Nell’agosto ’62 il giovane Zimmerman va alla Corte suprema di New York e sceglie di cambiare il suo nome in Robert Dylan. Non basta: incontra Albert Grossman, che diventa il suo manager. Due mosse che portano al secondo album, “The freewheelin’ Bob Dylan”, pubblicato nel maggio ’63 e considerato da molti come il primo vero disco del nostro. Con dentro, fra le altre, anche quella “Blowin’ in the wind” da cui siamo partiti, che Dylan teneva nel cassetto ormai da qualche mese.

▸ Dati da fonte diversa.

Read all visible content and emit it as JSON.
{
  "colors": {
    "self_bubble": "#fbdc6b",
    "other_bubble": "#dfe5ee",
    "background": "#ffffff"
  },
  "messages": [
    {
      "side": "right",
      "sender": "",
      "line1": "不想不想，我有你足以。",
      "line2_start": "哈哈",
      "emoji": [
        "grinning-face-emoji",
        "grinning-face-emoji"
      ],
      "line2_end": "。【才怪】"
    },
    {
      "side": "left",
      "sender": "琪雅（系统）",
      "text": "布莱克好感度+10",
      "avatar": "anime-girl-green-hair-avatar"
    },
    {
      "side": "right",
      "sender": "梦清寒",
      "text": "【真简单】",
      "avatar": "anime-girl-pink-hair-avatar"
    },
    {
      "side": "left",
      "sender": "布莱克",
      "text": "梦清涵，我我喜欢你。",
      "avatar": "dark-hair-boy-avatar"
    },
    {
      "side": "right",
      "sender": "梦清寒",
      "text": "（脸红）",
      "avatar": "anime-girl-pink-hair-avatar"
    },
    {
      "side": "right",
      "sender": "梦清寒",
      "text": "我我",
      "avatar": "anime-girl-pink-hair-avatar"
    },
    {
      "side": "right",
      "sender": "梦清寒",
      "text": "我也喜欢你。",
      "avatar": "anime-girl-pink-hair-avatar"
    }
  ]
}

Ma nel disco c’era anche un altro futuro classico dylaniano, “A hard rain’s a-gonna fall”, con la sua struttura da ballata folk - voce, chitarra acustica, armonica - e i suoi riferimenti abbastanza espliciti alla paura di un’apocalisse nucleare. Erano i mesi della crisi dei missili di Cuba, del rischio di una terza guerra mondiale, e anche quel brano - con le sue visionarie riflessioni sul senso della condizione umana - divenne un inno del pacifismo, del rifiuto della violenza e dell’opposizione a tutte le guerre.
Mezzo secolo dopo, Bob Dylan è un signore di settantuno anni, che probabilmente ha avuto dalla vita e dalla carriera molto più di quanto avrebbe mai osato immaginare in quell’estate del ’62. Da anni viene candidato al Nobel per la letteratura, prima o poi c’è anche la possibilità e la speranza che l’ambitissimo premio gli venga assegnato.
Ogni tanto sforna ancora qualche ottimo album (come “Modern times”, del 2006), alternandolo a cose meno fondamentali e a
Ed è praticamente sempre in tournèe, nonostante l’età e gli allori potrebbero permettergli una vita più ritirata. Il suo cosiddetto Never Ending Tour (la tournèe che non finisce mai) è infatti cominciata, secondo i suoi storici, il 7 giugno ’88 e, concedendosi ovviamente delle pause di qualche mese per volta, non dà ancora l’impressione di volersi concludere.
In questi anni Dylan ha cantato praticamente ovunque, in tutti i continenti, nelle grandi città come nei piccoli centri, accompagnato da una band in perenne evoluzione. Come in perenne evoluzione - per non dire peggio - sono le letture e a volte i veri e propri stravolgimenti cui l’eterno menestrello sottopone cavalli di battaglia e brani vecchi e nuovi. A volte anche i suoi fan più accaniti - quelli che il 24 maggio di ogni anno festeggiano a casa propria, con amici e parenti, il compleanno del nostro - stentano a ricoscere certi attacchi dal vivo...
Forse succederà anche stasera, in provincia di Cuneo, dove Dylan concluderà il piccolo ma prestigioso festivan che quest’anno ha ospitato anche Patti Smith. I seimila biglietti (a 26 euro) sono andati esauriti in soli quattro giorni, con presenze da tutta italia e anche da Svizzera e Francia. Per uno dei grandi protagonisti della cultura e della musica del Novecento. Che mezzo secolo fa, appena ventenne, annunciò al mondo che un vento nuovo stava soffiando.